The claim that the AIG collapse was caused by a lack of regulatory authority is self-serving. In fact, the federal bodies with powers to monitor the financial industry—including the Securities and Exchange Commission and the Federal Reserve—not only turned a blind eye to the financial skullduggery of AIG and scores of other firms, they actively encouraged it.
The media had hyped the hearing as a forum where Geithner and Bernanke would be "grilled" by outraged congressmen. In the event, there were only a handful of pointed questions.
Frank himself is a longstanding ally of Wall Street and one of the top congressional recipients of campaign funding from the finance industry. He played a critical role in congressional passage of the original Troubled Asset Relief Program (TARP) in October of 2008. He claimed at the time that TARP would avert economic suffering for millions of Americans by handing over hundreds of billions to the biggest banks.
The committee members as a whole have received millions of dollars in campaign funds from Wall Street firms while participating in junkets and receiving other favors from banking industry lobbyists.

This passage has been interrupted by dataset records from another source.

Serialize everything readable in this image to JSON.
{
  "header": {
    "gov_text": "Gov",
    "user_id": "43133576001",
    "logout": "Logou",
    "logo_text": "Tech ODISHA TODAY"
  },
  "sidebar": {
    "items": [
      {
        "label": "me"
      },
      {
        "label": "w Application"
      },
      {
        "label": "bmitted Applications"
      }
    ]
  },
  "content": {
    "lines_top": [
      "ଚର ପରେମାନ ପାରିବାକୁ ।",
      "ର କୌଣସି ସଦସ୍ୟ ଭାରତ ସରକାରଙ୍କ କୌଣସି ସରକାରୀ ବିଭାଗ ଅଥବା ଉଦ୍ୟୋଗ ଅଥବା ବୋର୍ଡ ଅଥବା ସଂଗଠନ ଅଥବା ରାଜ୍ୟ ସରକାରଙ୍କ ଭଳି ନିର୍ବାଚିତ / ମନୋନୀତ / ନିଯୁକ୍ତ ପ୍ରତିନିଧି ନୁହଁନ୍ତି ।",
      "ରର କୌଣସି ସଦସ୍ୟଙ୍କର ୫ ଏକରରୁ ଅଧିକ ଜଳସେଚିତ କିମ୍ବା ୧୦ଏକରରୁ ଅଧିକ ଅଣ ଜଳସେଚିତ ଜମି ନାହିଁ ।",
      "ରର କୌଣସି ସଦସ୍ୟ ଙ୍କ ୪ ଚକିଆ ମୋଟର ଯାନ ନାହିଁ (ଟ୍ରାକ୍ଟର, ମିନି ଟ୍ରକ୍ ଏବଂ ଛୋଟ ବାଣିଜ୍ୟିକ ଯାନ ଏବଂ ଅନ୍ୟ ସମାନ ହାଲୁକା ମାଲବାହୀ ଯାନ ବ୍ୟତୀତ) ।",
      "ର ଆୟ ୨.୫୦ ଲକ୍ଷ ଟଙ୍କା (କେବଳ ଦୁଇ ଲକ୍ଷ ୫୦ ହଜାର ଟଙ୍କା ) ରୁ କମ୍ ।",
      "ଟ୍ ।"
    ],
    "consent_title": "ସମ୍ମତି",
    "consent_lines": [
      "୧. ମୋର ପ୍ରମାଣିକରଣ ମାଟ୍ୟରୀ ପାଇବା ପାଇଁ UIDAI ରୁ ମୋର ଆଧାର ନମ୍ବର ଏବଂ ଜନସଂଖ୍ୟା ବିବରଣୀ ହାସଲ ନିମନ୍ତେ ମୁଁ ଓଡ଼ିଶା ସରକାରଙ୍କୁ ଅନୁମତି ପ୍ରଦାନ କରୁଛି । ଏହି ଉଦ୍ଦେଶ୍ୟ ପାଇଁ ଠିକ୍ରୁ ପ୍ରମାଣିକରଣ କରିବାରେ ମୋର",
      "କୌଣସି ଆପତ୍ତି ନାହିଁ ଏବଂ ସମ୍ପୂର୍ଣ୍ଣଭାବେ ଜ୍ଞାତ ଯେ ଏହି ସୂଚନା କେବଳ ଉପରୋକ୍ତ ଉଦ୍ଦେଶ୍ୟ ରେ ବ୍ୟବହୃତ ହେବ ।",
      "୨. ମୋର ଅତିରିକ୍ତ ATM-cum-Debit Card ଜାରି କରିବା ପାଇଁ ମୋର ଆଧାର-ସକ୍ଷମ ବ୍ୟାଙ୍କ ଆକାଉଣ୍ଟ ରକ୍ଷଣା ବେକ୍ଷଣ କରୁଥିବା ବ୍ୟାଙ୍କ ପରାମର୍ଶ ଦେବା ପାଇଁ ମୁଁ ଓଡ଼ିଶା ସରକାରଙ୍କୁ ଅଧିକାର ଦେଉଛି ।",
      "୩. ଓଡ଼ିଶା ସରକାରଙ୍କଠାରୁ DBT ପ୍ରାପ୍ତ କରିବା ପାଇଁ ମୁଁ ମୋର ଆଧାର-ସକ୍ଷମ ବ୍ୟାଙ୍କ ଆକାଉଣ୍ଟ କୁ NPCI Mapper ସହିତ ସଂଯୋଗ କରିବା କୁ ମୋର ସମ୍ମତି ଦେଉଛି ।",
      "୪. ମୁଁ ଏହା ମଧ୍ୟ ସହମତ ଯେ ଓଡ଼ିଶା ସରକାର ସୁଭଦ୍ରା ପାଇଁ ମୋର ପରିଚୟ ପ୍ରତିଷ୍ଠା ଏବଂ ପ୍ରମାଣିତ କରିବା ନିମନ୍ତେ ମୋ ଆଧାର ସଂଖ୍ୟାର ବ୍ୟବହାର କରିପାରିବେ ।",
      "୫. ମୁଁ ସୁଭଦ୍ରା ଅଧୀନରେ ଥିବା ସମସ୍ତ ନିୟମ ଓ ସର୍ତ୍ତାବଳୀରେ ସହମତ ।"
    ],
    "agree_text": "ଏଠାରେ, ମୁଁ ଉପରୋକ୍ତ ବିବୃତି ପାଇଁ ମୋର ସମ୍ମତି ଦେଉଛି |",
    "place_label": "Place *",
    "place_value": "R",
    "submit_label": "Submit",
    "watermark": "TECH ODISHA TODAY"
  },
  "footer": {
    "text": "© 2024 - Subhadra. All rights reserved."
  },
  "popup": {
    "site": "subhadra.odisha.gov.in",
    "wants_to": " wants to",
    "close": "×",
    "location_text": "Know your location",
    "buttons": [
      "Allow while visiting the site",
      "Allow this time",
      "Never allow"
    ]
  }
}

Frank's obsequiousness before Bernanke and Geithner stood in stark contrast to threats he made at the outset against a small group of protesters who attended the hearing, carrying signs with slogans like "Where's my pension?" Frank told the group if they attempted to "disrupt" the proceedings by holding up signs they would be removed. Later, he interrupted testimony to threaten them with police removal.
Democratic Representative Paul Kanjorski of Pennsylvania raised the likelihood that Obama would turn to Congress for approval of new funds to bail out Wall Street. Geithner did not deny the possibility. "It's our obligation to protect the financial system," he said. "If that required more resources, it would be our obligation to come to you."

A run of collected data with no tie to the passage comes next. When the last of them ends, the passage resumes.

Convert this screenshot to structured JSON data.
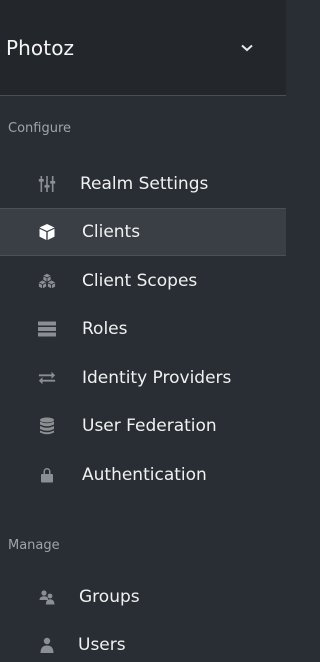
{
  "realm": {
    "name": "Photoz"
  },
  "sections": [
    {
      "header": "Configure",
      "items": [
        {
          "label": "Realm Settings",
          "icon": "sliders-icon"
        },
        {
          "label": "Clients",
          "icon": "cube-icon",
          "active": true
        },
        {
          "label": "Client Scopes",
          "icon": "cubes-icon"
        },
        {
          "label": "Roles",
          "icon": "list-icon"
        },
        {
          "label": "Identity Providers",
          "icon": "exchange-icon"
        },
        {
          "label": "User Federation",
          "icon": "database-icon"
        },
        {
          "label": "Authentication",
          "icon": "lock-icon"
        }
      ]
    },
    {
      "header": "Manage",
      "items": [
        {
          "label": "Groups",
          "icon": "users-icon"
        },
        {
          "label": "Users",
          "icon": "user-icon"
        }
      ]
    }
  ],
  "colors": {
    "sidebar_bg": "#292e34",
    "header_bg": "#23272c",
    "active_bg": "#393f44",
    "icon_color": "#8b8f93",
    "active_icon_color": "#ffffff"
  }
}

Kanjorski warned, "It's not going to be an easy lift on behalf of the Congress."
Among the Democrats, Geithner faced his most critical questioning from California Congressman Brad Sherman, who cultivates the image of a populist opponent of the Wall Street bailouts—despite receiving nearly $170,000 in campaign donations from the finance industry in the 2008 election cycle alone.
Sherman admonished Geithner that it was the duty of his office to restrict executive compensation at bailed-out firms. He demanded to know if Geithner would publish a list of pay packages for executives at other bailed-out firms.
"You're right, this goes well beyond AIG," Geithner conceded. But he refused to commit to providing such a list, saying only that he would "reflect on the suggestion you made." There the matter ended.
Most of the more pointed questions came from the Republican committee members, who raised the question of the "moral hazard" of government intervention into the markets and concerns about the effects of the bailouts on "free market" competition. This they coupled with denunciations of any limits on executive pay.
As for the AIG bonuses, the hearing produced no new revelations. Geithner continued to claim that he knew nothing of the bonuses until March 10. This in spite of published reports in major newspapers such as the Wall Street Journal documenting that his aides—both when he served as president of the New York Federal Reserve and since becoming treasury secretary—discussed, approved and helped to draft the AIG executive bonuses.
Bernanke said that he was aware of the AIG bonuses, but claimed that Federal Reserve attorneys had told him he had no ability to block their disbursal. Geithner and Bernanke both argued that the AIG bonuses were contractually guaranteed, and therefore could not be touched.